Я поднялся, запоздало проявляя хорошие манеры. Теперь я положил руку на лампу, чтобы сделать ее свет поярче.

– Это зависит от человека. Некоторые люди обходятся очень дешево, – сказал я.

Я слышал, как она медленно вдохнула, чтобы успокоиться. Я уже понял, что сейчас будет. Желтое пламя прыгало под розовым хрустальным колпаком. Она сказала:

– Это Сорем. Принц крови, сын нашего повелителя императора Храгон-Дата.

Свет не мог проникнуть через ее покрывало.

– Жизнь Сорема, очевидно, дорога для вас, мадам. Почему вы решили, что я для него опасен?
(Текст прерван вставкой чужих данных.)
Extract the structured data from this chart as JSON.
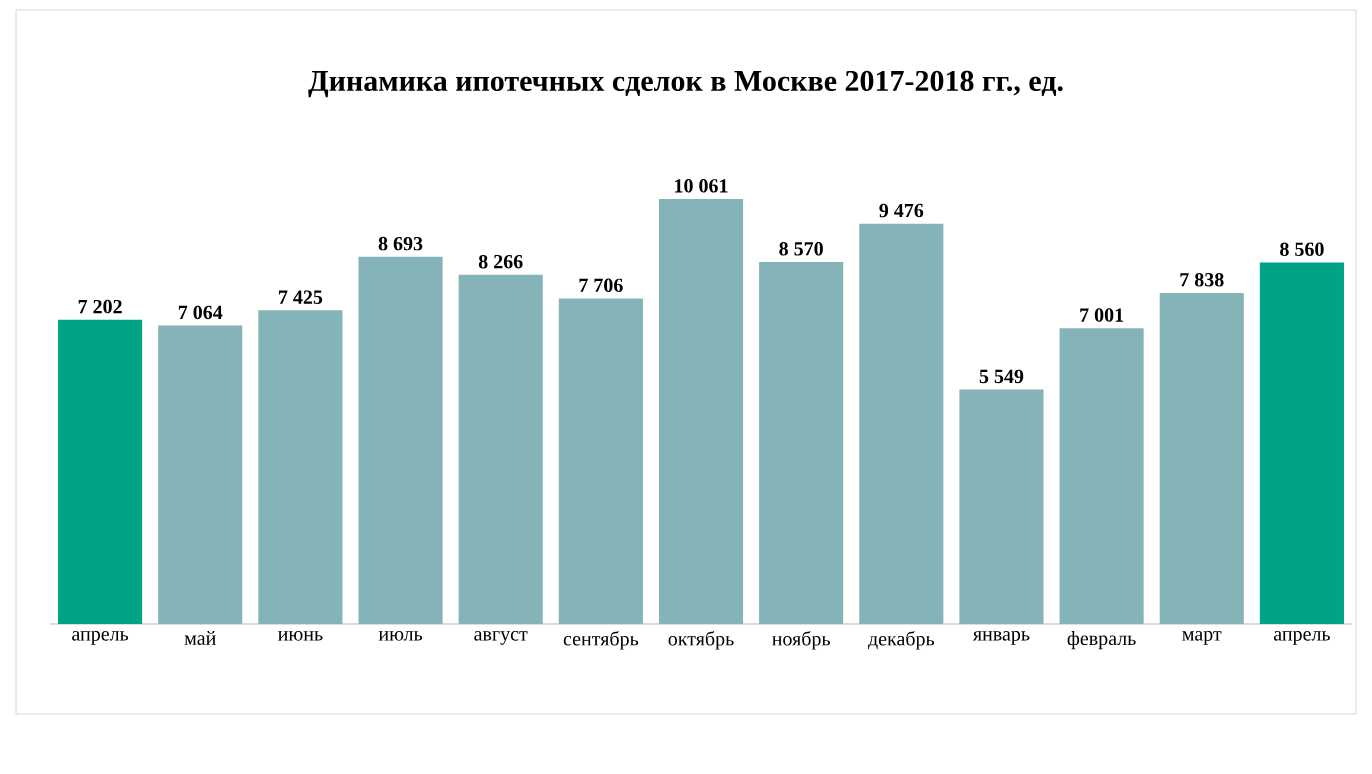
{
  "chart_data": {
    "type": "bar",
    "title": "Динамика ипотечных сделок в Москве 2017-2018 гг., ед.",
    "categories": [
      "апрель",
      "май",
      "июнь",
      "июль",
      "август",
      "сентябрь",
      "октябрь",
      "ноябрь",
      "декабрь",
      "январь",
      "февраль",
      "март",
      "апрель"
    ],
    "values": [
      7202,
      7064,
      7425,
      8693,
      8266,
      7706,
      10061,
      8570,
      9476,
      5549,
      7001,
      7838,
      8560
    ],
    "value_labels": [
      "7 202",
      "7 064",
      "7 425",
      "8 693",
      "8 266",
      "7 706",
      "10 061",
      "8 570",
      "9 476",
      "5 549",
      "7 001",
      "7 838",
      "8 560"
    ],
    "colors": [
      "#00a385",
      "#84b4b8",
      "#84b4b8",
      "#84b4b8",
      "#84b4b8",
      "#84b4b8",
      "#84b4b8",
      "#84b4b8",
      "#84b4b8",
      "#84b4b8",
      "#84b4b8",
      "#84b4b8",
      "#00a385"
    ],
    "data_labels": true
  }
}
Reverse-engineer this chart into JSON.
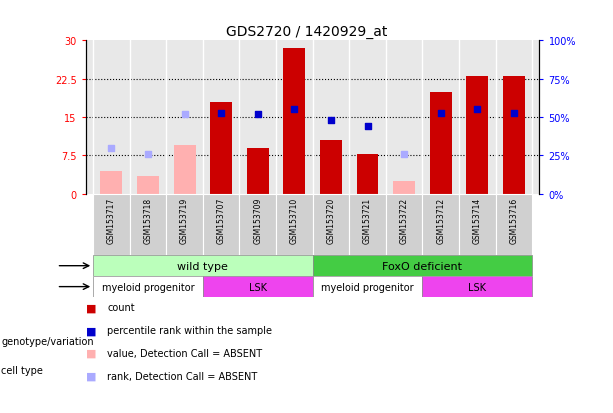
{
  "title": "GDS2720 / 1420929_at",
  "samples": [
    "GSM153717",
    "GSM153718",
    "GSM153719",
    "GSM153707",
    "GSM153709",
    "GSM153710",
    "GSM153720",
    "GSM153721",
    "GSM153722",
    "GSM153712",
    "GSM153714",
    "GSM153716"
  ],
  "count_values": [
    null,
    null,
    null,
    18.0,
    9.0,
    28.5,
    10.5,
    7.8,
    null,
    20.0,
    23.0,
    23.0
  ],
  "count_absent": [
    4.5,
    3.5,
    9.5,
    null,
    null,
    null,
    null,
    null,
    2.5,
    null,
    null,
    null
  ],
  "percentile_rank_pct": [
    null,
    null,
    null,
    53,
    52,
    55,
    48,
    44,
    null,
    53,
    55,
    53
  ],
  "rank_absent_pct": [
    30,
    26,
    52,
    null,
    null,
    null,
    null,
    null,
    26,
    null,
    null,
    null
  ],
  "ylim_left": [
    0,
    30
  ],
  "ylim_right": [
    0,
    100
  ],
  "yticks_left": [
    0,
    7.5,
    15,
    22.5,
    30
  ],
  "ytick_labels_left": [
    "0",
    "7.5",
    "15",
    "22.5",
    "30"
  ],
  "yticks_right": [
    0,
    25,
    50,
    75,
    100
  ],
  "ytick_labels_right": [
    "0%",
    "25%",
    "50%",
    "75%",
    "100%"
  ],
  "bar_color_red": "#cc0000",
  "bar_color_pink": "#ffb0b0",
  "dot_color_blue": "#0000cc",
  "dot_color_lightblue": "#aaaaff",
  "genotype_wildtype_label": "wild type",
  "genotype_foxo_label": "FoxO deficient",
  "genotype_wildtype_color": "#bbffbb",
  "genotype_foxo_color": "#44cc44",
  "celltype_myeloid_color": "#ffffff",
  "celltype_lsk_color": "#ee44ee",
  "celltype_myeloid_label": "myeloid progenitor",
  "celltype_lsk_label": "LSK",
  "legend_labels": [
    "count",
    "percentile rank within the sample",
    "value, Detection Call = ABSENT",
    "rank, Detection Call = ABSENT"
  ],
  "legend_colors": [
    "#cc0000",
    "#0000cc",
    "#ffb0b0",
    "#aaaaff"
  ],
  "grid_dotted_values": [
    7.5,
    15,
    22.5
  ],
  "n_wt": 6,
  "n_foxo": 6,
  "myeloid_wt_count": 3,
  "lsk_wt_count": 3,
  "myeloid_foxo_count": 3,
  "lsk_foxo_count": 3
}
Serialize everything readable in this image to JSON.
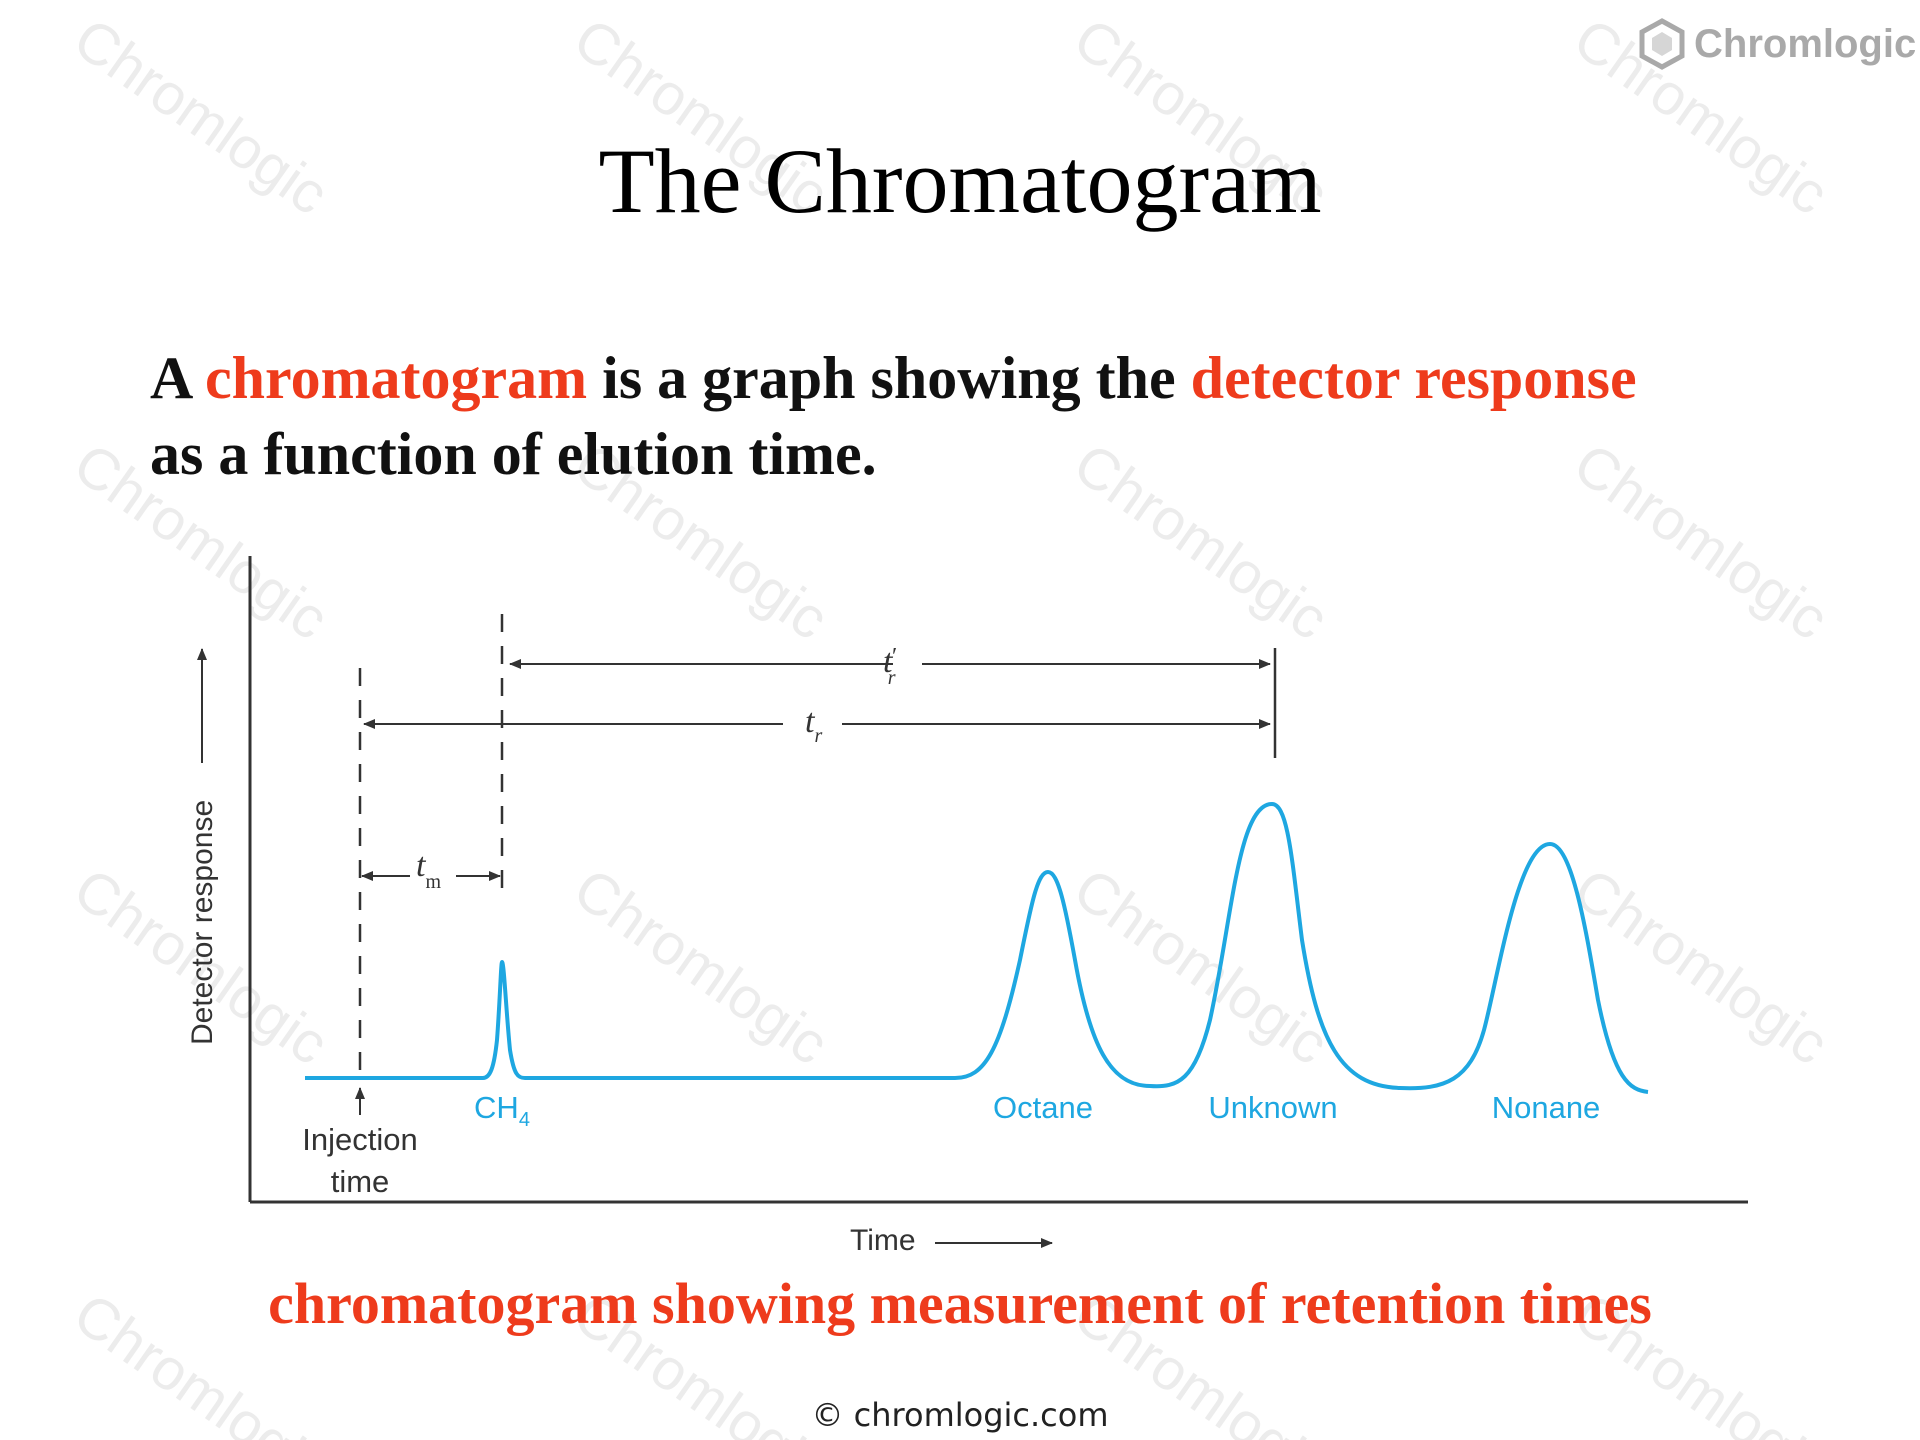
{
  "watermark": "Chromlogic",
  "logo": {
    "text": "Chromlogic",
    "icon": "hexagon-logo-icon"
  },
  "title": "The Chromatogram",
  "intro": {
    "part1": "A ",
    "term1": "chromatogram",
    "part2": " is a graph showing the ",
    "term2": "detector response",
    "part3": "as a function of elution time."
  },
  "diagram": {
    "y_axis_label": "Detector response",
    "x_axis_label": "Time",
    "injection_label_line1": "Injection",
    "injection_label_line2": "time",
    "tm_label": "t",
    "tm_sub": "m",
    "tr_label": "t",
    "tr_sub": "r",
    "trp_label": "t",
    "trp_prime": "′",
    "trp_sub": "r",
    "peaks": [
      {
        "label": "CH",
        "sub": "4"
      },
      {
        "label": "Octane"
      },
      {
        "label": "Unknown"
      },
      {
        "label": "Nonane"
      }
    ],
    "colors": {
      "trace": "#1ea7e1",
      "peak_label": "#1ea7e1",
      "axis": "#333333"
    }
  },
  "caption": "chromatogram showing measurement of retention times",
  "footer": "© chromlogic.com"
}
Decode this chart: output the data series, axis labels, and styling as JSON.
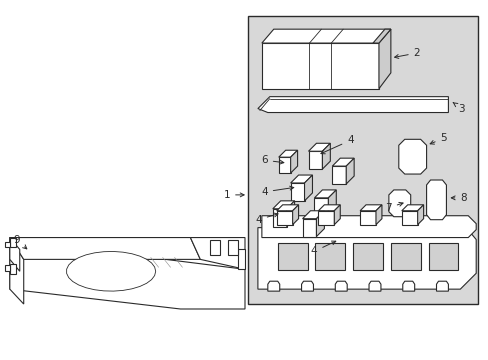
{
  "fig_width": 4.89,
  "fig_height": 3.6,
  "dpi": 100,
  "bg_color": "#ffffff",
  "line_color": "#2a2a2a",
  "box_bg": "#d8d8d8",
  "white": "#ffffff",
  "gray_light": "#cccccc",
  "gray_mid": "#aaaaaa"
}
– Согласно Кодексу, он вызвал вас на дуэль. Вы воспользуетесь каким-нибудь устройством или какой-нибудь уловкой и убьете его, а он слишком честен и горд, чтобы это заметить. Я прошу вас не участвовать в поединке. Я заплачу столько, сколько вам покажется необходимым.

– А как же моя честь, мадам? Меня сочтут трусом? Он пообещал мне это, если я не выйду на дуэль.

– Вы торгуете своей магией, если уж на то пошло, – сказала она презрительно. – За деньги вы лечите человека, а если у него ничего нет, оставляете его умирать. Что вам еще один человек?

– Вы несправедливы ко мне и плохо информированы. Что же касается Сорема, я не могу не сделать того, что он вынудил меня делать.

Секунду она стояла неподвижно, а затем, странно мальчишеским, резким театральным жестом она схватила свое покрывало обеими руками и сорвала его.

И я ее увидел.

Ее черные вьющиеся волосы, блестевшие, как стекло, были убраны по масрийской моде в высокую прическу, заколотые шпильками из полированной бирюзы. Кроме маленькой золотой змейки на запястье, на ней не было других украшений. Безупречная медная кожа, оттененная черной вышитой жемчугом кофточкой напоминала мед, текущий из корчаги. Она была тонкой, как стальной клинок, ее бедра и талия были узкими, как и ее ладони, а ее наполовину скрытые корсажем груди плавно вздымались, как два янтарных холма, припудренные золотистой пылью, при дыхании поблескивавшей в свете ламп. Выражение ее лица изменилось. Клянусь, секунду назад я решил, что она некрасива, увидев эти орлиные черты, увидев, что она намного старше меня, заметив гнев в ее черных глазах; в ней не было ничего мягкого. И вдруг все переменилось. Я увидел, что ее лицо по-настоящему красиво – красиво, как лезвие ножа.

– Я делаю это, чтобы вы могли узнать, кто я, – она произвела впечатление удара молнии, но я так и не знал, кто она такая.